Uwe-Armin Ruttkamp, Leiter des Segments Machine Tool Systems bei Siemens: „Die CNC Sinumerik stellt in der Version 4.8 neue Funktionen zur Verfügung, die sowohl die Geschwindigkeit und Präzision, als auch die Sicherheit der Werkzeugmaschine deutlich verbessern.“ So können zum Beispiel über die Nickkompensation – die es in den Varianten Eco und Advanced geben wird – ungewollte Bewegungen, die durch Beschleunigungsvorgänge verursacht werden und bei der Bearbeitung auf dem Werkstück Spuren hinterlassen, verhindert werden. Ebenso werde es einen weiterentwickelten Kollisionsschutz in zwei Varianten geben.

Keine Maschine ohne digitalen Zwilling

Ruttkamp: „Mit den Möglichkeiten die der digitale Zwilling bietet, hat das bei Siemens zu der Denkweise geführt, keine Maschine mehr zu kaufen, wenn diese keinen digitalen Zwilling hat. Und als Hersteller kann man sich das auch bezahlen lassen.“

Bedienkonzept verzichtet auf Tasten

Bezüglich der Maschinen-Interfacetechnik, werde das Sinumerik-Bedienkonzept übersichtlicher, auf Tasten werde verzichtet und die berührungssensitive Bedienoberfläche könne per Drag-and-drop individuell gestaltet werden.

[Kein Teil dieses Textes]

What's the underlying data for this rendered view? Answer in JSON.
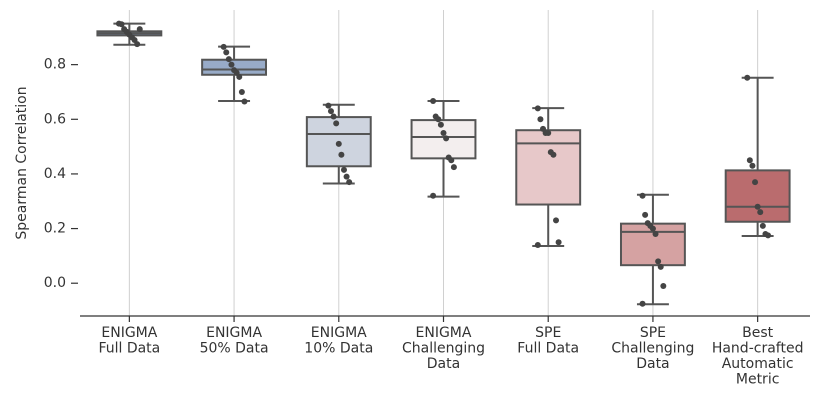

Wie das IoT-Betriebssystem Mindsphere, das ebenfalls auf der EMO Hannover gezeigt werde, dazu beitragen kann, die Möglichkeiten der Digitalisierung auszuschöpfen, führt Dr. Ralf Michael Wagner, COO-Leiter des Geschäftsbereichs Plant Data Services, aus: „Die offene Siemens-Cloud für die Industrie, die Plattform Mindsphere, ermöglicht es OEMs und Applikationsentwicklern über offene Schnittstellen auf die Plattform zuzugreifen und sie für eigene Dienstleistungen und Analysen zu nutzen.“

Auf der EMO Hannover 2017 werde Siemens dazu auch noch eine Besonderheit zeigen: Über 200 Maschinen, die auf der Messe stehen, werden dort über Mindsphere miteinander verbunden sein. Ruttkamp verrät: „Es wird eine Vielzahl von Maschinen sein, zwischen einer bis vier Maschinen pro Aussteller; also etwa 20 bis 40 Aussteller.“ Er will sich aber nicht genau festlegen und ergänzt: „Bis jetzt ist sicher, dass es mindestens zwei Aussteller sein werden.“ Heute läuft Mindsphere laut Wagner nur im SAP-Rechenzentrum. Man werde das jedoch Ende des Jahres weltweit verfügbar haben.